Me volví hacia la Gorda, quien asintió. Le pedí que se explicara.

– Estas cosas raras y confusas nos han estado viniendo a la cabeza -reforzó la Gorda-. Pregúntale a Lidia, o a Rosa, o a Josefina.

Desde que habían iniciado su nueva organización de vida, Lidia, Rosa y Josefina casi no me hablaban. Se limitaron a saludarme y a hacer comentarios triviales sobre la comida o el tiempo.

Lidia evitó mis ojos. Murmuró que había pensado que en momentos recordaba otras cosas.

– A veces, de veras te odio -me dijo-. Creo que estás haciendo el estúpido. Y después me acuerdo de que estuviste muy enfermo por nosotros. ¿Eras tú?

– Claro que era él -intervino Rosa-. Yo también recuerdo cosas.

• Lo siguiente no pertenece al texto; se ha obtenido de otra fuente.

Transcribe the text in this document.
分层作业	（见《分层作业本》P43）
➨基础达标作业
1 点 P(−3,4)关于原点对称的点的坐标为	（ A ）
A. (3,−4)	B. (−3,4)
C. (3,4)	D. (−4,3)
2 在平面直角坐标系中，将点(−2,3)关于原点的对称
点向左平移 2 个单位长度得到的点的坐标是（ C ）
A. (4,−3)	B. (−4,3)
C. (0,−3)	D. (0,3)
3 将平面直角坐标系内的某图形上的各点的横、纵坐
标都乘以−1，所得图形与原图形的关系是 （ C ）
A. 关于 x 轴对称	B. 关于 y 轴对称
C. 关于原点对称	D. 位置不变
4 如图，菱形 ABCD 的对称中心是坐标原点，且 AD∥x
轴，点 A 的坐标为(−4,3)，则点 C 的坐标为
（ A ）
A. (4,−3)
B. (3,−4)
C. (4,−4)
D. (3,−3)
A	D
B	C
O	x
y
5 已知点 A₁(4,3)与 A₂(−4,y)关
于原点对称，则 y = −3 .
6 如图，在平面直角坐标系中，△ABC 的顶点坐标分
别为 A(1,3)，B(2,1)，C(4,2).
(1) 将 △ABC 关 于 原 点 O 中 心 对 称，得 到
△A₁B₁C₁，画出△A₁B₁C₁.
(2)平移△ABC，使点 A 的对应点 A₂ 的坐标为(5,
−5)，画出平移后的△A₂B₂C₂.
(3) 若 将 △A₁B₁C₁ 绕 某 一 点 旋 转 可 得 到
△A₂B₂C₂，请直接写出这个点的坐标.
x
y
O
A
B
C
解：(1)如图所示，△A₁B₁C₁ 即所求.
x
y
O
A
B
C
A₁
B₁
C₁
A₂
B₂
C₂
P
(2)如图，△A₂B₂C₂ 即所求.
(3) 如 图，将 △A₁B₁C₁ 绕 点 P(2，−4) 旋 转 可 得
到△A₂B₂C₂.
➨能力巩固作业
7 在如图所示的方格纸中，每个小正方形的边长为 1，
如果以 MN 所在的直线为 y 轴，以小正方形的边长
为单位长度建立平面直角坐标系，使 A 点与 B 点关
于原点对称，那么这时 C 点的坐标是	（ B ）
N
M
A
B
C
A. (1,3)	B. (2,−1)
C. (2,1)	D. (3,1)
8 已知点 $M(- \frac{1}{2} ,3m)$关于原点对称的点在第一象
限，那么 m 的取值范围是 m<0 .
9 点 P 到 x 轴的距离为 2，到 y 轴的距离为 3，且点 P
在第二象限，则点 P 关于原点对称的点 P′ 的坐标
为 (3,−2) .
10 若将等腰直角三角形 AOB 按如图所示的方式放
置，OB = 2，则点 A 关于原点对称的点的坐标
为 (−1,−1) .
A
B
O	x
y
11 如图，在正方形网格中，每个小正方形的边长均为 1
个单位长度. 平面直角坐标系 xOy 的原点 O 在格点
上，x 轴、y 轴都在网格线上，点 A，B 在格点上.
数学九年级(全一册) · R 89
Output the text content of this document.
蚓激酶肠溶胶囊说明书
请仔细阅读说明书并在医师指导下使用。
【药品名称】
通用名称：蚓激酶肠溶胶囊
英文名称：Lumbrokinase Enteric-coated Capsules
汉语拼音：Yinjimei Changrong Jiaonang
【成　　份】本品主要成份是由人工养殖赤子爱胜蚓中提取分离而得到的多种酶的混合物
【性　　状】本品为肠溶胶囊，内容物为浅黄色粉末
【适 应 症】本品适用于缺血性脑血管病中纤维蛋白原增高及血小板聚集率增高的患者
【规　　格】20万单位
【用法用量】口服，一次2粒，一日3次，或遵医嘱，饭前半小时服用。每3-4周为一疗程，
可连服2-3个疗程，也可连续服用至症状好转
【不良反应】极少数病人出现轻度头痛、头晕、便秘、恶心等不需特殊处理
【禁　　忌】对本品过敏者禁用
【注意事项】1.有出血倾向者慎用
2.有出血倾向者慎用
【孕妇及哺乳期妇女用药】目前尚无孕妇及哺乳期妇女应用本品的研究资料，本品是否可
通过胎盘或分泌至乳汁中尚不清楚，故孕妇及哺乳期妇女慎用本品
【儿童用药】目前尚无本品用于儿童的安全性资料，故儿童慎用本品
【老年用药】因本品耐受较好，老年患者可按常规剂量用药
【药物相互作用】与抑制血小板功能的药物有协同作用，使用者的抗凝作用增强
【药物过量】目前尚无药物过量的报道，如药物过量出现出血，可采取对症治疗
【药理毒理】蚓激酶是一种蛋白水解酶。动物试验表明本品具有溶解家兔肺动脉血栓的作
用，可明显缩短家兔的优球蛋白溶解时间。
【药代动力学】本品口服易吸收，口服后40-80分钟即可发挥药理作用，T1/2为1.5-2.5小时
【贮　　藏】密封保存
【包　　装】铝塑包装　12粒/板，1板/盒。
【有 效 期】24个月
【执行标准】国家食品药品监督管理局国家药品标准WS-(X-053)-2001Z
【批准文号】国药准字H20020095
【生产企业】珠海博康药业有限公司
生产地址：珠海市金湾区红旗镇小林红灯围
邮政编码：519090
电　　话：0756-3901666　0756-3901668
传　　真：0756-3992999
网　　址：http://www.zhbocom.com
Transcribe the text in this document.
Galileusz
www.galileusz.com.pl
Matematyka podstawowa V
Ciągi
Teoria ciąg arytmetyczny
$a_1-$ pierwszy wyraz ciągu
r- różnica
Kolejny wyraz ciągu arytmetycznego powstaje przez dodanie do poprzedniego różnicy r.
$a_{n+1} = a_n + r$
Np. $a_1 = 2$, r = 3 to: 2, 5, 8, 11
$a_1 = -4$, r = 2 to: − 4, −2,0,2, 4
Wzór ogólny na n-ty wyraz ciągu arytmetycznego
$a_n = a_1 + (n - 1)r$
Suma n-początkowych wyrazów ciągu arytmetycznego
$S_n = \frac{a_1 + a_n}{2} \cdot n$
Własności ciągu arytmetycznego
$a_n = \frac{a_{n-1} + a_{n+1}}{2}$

Me acuerdo de una señora que era muy buena conmigo. Me enseñó a lavarme, y este nagual me cortó el pelo por primera vez, mientras que la señora me tenía agarrada porque yo estaba espantada. Esa señora me quería. Ha sido la única persona que se ha preocupado por mí. Con mucho gusto me hubiera ido a la tumba por ella.

– ¿Quién era esa señora, Rosa? -le preguntó la Gorda con el aliento entrecortado.

– El sabe -afirmó Rosa.

Todos me miraron, esperando una respuesta. Me enojé y le grité a Rosa que no tenía por qué andar afirmando cosas que en realidad eran acusaciones. De ninguna manera yo les estaba mintiendo.

Rosa no se inmutó ante mi estallido. Calmadamente me explicó que se acordaba de la señora diciéndole que yo regresaría algún día, después de estar curado de mi enfermedad. Comprendió que la señora estaba atendiéndome, cuidándome para que yo recuperara la salud; por tanto, tenía que saber quién era ella y dónde estaba, puesto que ya estaba sano.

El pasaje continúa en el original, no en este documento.